Namun, Sabili bisa bertahan sebagai majalah komunitas dan diterbitkan kembali
pada awal 1990-an sebelum akhirnya bangkrut hanya satu dekade setelah
reformasi. Majalah ini dianggap sebagai majalah Islam politik (Islamis) yang
pertama secara provokatif menyerukan perlunya melakukan kewajiban jihad secara
global. Menurut survei media AC Nielsen pada tahun 2004, majalah Sabili yang
terbit setiap bulan itu memiliki kurang lebih 80.000 pelanggan tetap.

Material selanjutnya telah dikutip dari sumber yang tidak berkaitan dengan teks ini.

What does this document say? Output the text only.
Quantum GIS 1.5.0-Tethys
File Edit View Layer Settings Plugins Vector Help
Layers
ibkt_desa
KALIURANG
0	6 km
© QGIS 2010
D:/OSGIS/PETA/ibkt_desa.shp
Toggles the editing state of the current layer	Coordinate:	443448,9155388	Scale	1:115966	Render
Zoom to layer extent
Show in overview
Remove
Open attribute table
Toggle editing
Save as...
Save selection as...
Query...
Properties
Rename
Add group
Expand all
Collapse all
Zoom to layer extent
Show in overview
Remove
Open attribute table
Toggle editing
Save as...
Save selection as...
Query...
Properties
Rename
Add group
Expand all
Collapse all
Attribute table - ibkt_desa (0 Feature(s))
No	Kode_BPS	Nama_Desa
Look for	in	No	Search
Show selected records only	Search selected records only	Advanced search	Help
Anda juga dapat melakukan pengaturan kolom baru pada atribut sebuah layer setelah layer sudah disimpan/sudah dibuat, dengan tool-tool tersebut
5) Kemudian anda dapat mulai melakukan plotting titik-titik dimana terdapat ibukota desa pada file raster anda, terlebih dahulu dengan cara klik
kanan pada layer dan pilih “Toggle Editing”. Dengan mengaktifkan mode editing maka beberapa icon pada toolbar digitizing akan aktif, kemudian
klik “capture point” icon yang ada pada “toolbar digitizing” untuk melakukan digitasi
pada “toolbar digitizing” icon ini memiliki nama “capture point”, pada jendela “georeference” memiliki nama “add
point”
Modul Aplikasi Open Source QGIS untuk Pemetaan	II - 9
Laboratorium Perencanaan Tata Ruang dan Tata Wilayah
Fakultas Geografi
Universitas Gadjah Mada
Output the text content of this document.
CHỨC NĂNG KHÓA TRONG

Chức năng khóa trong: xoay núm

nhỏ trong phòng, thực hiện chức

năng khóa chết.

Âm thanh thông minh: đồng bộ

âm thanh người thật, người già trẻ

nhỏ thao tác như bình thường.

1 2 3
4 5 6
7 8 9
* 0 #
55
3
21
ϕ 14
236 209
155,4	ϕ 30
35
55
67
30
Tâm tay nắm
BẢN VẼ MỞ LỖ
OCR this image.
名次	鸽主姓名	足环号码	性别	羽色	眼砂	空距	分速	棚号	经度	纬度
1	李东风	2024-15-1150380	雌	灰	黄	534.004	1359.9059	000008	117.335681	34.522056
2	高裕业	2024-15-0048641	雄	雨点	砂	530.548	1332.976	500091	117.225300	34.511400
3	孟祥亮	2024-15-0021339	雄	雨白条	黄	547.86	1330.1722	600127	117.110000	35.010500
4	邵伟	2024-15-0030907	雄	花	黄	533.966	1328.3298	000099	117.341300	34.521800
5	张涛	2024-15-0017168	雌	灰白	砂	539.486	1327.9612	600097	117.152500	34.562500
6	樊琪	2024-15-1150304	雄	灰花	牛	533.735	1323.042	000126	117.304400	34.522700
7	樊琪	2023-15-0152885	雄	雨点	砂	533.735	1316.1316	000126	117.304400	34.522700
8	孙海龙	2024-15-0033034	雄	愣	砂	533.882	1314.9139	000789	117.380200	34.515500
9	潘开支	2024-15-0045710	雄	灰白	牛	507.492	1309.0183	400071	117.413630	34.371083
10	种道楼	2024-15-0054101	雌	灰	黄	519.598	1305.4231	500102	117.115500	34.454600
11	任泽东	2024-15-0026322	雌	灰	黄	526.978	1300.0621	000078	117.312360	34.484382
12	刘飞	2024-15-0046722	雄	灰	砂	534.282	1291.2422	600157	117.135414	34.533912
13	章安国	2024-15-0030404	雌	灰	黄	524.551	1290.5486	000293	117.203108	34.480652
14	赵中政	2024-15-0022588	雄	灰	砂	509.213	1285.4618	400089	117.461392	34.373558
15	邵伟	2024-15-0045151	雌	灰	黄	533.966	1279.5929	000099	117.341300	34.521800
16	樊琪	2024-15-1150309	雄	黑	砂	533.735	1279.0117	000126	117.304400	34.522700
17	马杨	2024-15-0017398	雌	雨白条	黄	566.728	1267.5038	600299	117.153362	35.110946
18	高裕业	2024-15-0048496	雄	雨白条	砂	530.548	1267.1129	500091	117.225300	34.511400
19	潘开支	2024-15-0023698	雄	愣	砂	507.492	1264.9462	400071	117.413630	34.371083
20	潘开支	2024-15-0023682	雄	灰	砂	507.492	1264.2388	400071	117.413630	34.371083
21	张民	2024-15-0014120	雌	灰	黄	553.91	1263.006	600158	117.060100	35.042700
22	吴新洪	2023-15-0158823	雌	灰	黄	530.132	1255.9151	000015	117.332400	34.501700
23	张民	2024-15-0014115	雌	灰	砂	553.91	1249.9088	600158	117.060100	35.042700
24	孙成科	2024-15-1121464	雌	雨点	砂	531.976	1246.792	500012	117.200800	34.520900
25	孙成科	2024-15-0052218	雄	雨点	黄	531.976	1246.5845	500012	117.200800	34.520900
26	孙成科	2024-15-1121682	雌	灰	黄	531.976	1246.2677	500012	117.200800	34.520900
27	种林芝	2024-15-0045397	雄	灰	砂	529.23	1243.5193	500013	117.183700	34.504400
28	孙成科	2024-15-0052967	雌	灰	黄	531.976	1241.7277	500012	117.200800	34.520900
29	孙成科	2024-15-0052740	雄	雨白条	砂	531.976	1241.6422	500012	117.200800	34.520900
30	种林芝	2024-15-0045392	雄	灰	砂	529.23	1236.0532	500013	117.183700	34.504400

Angka ini
menempatkan Sabili sebagai salah satu majalah bulanan nasional yang terkenal di
Indonesia setara dengan majalah sekuler bulanan seperti Tempo.
Majalah Ummi – diterbitkan pertama kali tahun 1989 dan majalah komunitas
gerakan tarbiyah yang secara khusus ditujukan untuk kaum perempuan. Meskipun
secara umum cakupan majalah ini mirip dengan majalah Sabili, majalah Ummi
dianggap memiliki pendekatan yang lebih halus dalam menarasikan perlunya
berjihad. Majalah Annida – pertama kali terbit pada tahun 1991, di bawah
kepemilikan yang sama dengan Ummi. Majalah bulanan ini menyasar kaum muslim
muda atau remaja. Cakupan utama Annida adalah pada pengembangan identitas Islam
yang berdasarkan pada pandangan ikhwani tentang syariat Islam. Majalah Tarbawi
– diterbitkan sesaat setelah kelahiran partai Islamis, Partai Keadilan
Sejahtera (PKS) di tahun 1999. Tarbawi meliput bagaimana ‘gerakan tarbiyah’,
melakukan pendidikan dan pelatihan untuk para aktivis dakwah. Majalah Saksi –
merupakan majalah Islam politik yang menggarisbawahi pentingnya penerapan
syariah Islam untuk mengatasi masalah-masalah ekonomi dan sosial di Indonesia.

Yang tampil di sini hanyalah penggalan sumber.